Выбрать главу

– Ты, конечно, меня не узнаёшь?

– Почему же? Конечно, узнаю. Только имени не вспомню…

…Я возвратился в Москву после почти трёхлетнего отсутствия – не на белом коне, как мечталось деятелям первой эмиграции, не на белом лебеде, как какой-нибудь Лоэнгрин, и даже не на башне прошедшего пол-Европы закопчённого танка “Меркава”, как герой одного ненаписанного израильского романа. В первопрестольную доставил меня вечнобеременный лайнер бело-голубых авиалиний, далеко за полночь, в холодную августовскую изморось. Пограничник строго сверил лицо на визе с лицом за стеклом, прикинул на глаз возраст моей бороды и шлёпнул розовую печать. Таможенник отвернулся от моего саквояжа, стыдливый, как девушка, и сказал на мой вопрос о новых таможенных правилах в России: “Нас теперь вообще ничего не интересует”. В самом деле, ничего. Кроме разве что сигарет. Их у иностранца в России норовит стрельнуть каждый встреченный солдат, милиционер, омоновец, и в особенности – таможенник и пограничник.

“Здравствуй, мама, возвратились мы не все”, – пелось в пятнадцатилетней давности тухмановском шлягере. К израильским русским это, пожалуй, не относится. Из наших палестин, пусть на время, но возвратились все. И те, кто каждую ночь видел Россию во сне, и те, кто каждый день начинал с проклятий в её адрес. На любом сколько-нибудь достойном внимания светском рауте в Москве можно, наряду с Аксёновым, Войновичем и М.С. Горбачёвым, повстречать немало лиц, знакомых по Иерусалиму. Москва сегодня является центром репатриации гораздо более массовой, чем здешняя наша алия, да и принимают приехавших намного лучше. Во-первых, их там любят и уважают. Во-вторых, общее экономическое благополучие в “долларовой зоне” позволяет и гостям, и хозяевам ни в чём себе не отказывать… В-третьих, абсорбция в России отдана на откуп не правительственным чиновникам (которых вообще довольно трудно сыскать в столице проигравшего социализма), а родственникам и друзьям детства приезжающих репатриантов. В-четвёртых, полегче с жильём: укладываясь спать в своей квартирке на “Речном вокзале” через несколько часов после прилёта в Москву, я поймал себя на крамольной мысли, что впервые за почти что 30 месяцев смогу уснуть в своей – действительно своей, не арендованной и ни у кого не одолженной – постели. Чувство престранное, но нельзя назвать его неприятным. И, наконец, нет проблем языкового барьера, хотя у меня не меньше недели заняло выучивание новых российских слов и понятий – всевозможных ТОО, СКВ, РТСБ и СБСЕ (смысл последнего я так и не сумел выяснить; запомнил только, что Грузия в эту штуку уже принята).
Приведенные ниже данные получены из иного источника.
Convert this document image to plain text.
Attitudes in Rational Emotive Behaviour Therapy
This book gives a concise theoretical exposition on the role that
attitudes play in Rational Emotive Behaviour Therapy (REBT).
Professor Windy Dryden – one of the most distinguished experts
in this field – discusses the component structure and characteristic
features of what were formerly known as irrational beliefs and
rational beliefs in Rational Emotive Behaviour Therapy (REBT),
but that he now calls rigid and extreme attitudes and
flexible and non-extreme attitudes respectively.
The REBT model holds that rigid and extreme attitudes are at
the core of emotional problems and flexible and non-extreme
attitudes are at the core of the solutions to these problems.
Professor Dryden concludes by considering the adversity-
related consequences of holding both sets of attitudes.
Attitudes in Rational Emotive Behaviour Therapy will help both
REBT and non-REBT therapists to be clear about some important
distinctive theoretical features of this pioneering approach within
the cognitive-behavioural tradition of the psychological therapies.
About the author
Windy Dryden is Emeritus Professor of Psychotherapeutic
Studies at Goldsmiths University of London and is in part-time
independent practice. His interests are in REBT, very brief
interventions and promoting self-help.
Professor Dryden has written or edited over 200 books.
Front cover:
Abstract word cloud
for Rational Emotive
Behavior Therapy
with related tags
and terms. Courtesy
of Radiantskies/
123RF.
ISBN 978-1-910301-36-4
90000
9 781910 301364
Возвращенец на географическую родину задолго до своего отъезда в Россию начинает слышать от окружающих о предстоящей встрече с преступностью, антисемитизмом и голодом. “Когда попадёшь в Москву, не выходи из дому без баллончика, – напутствуют путешественника родные и близкие, заботливо округляя глаза. – В кипе на улицу не показывайся: убьют сразу. А все продукты, которые хочешь там съесть, возьми с собой из Израиля”.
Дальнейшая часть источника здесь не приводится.